Un développement économique dépendant de la rente pétrolière

Soutenue par la rente pétro-gazière dès l’indépendance, l’économie algérienne a toujours été influencée par la volatilité des prix du pétrole, comme en 1986 lors du contre-choc pétrolier qui avait contraint l’Algérie à adopter un Plan d’Ajustement Structurel(3). L’endettement extérieur de l’État et le tarissement des revenus pétroliers avaient alors eu des conséquences dramatiques sur l’ensemble de la société (printemps berbère de 1988, puis décennie noire de 1992 à 2000).

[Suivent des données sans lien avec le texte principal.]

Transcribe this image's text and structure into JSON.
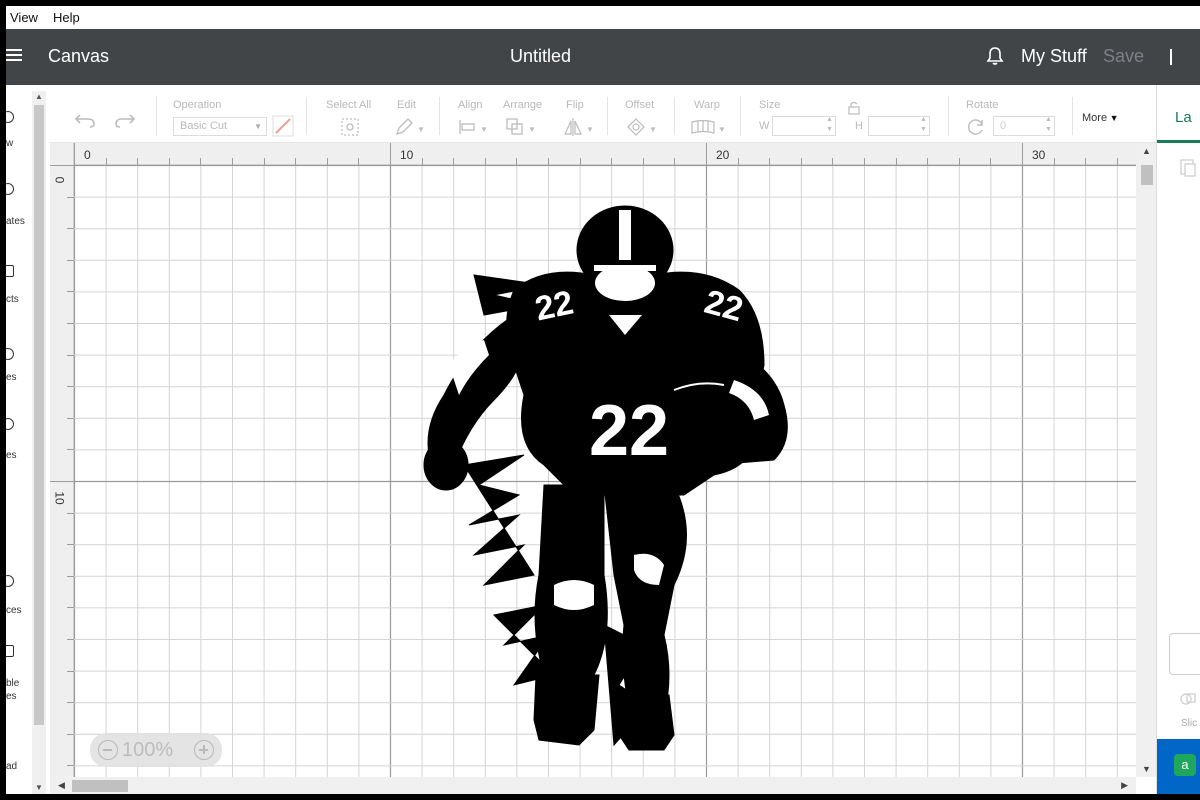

Ce n’est qu’à partir de 2000 que les indicateurs macroéconomiques ont commencé à s’améliorer, principalement grâce à la hausse des cours, ainsi qu’aux plans de développement et de relance de la croissance mis en place par Abdelaziz Bouteflika(4). En 2000, les autorités algériennes ont créé un fonds souverain alimenté par une partie des excédents budgétaires issus de l’exportation des hydrocarbures : le Fonds de Régulation des Ressources (FRR). En 2014, le solde de ce fonds atteignait 193 milliards de dollars ; il n’en reste que 68 milliards de dollars… Le recours systématique aux réserves de change pour combler le déficit budgétaire révèle non seulement l'inanité de l’appareil productif local mais aussi la mauvaise gouvernance publique des dirigeants algériens(5).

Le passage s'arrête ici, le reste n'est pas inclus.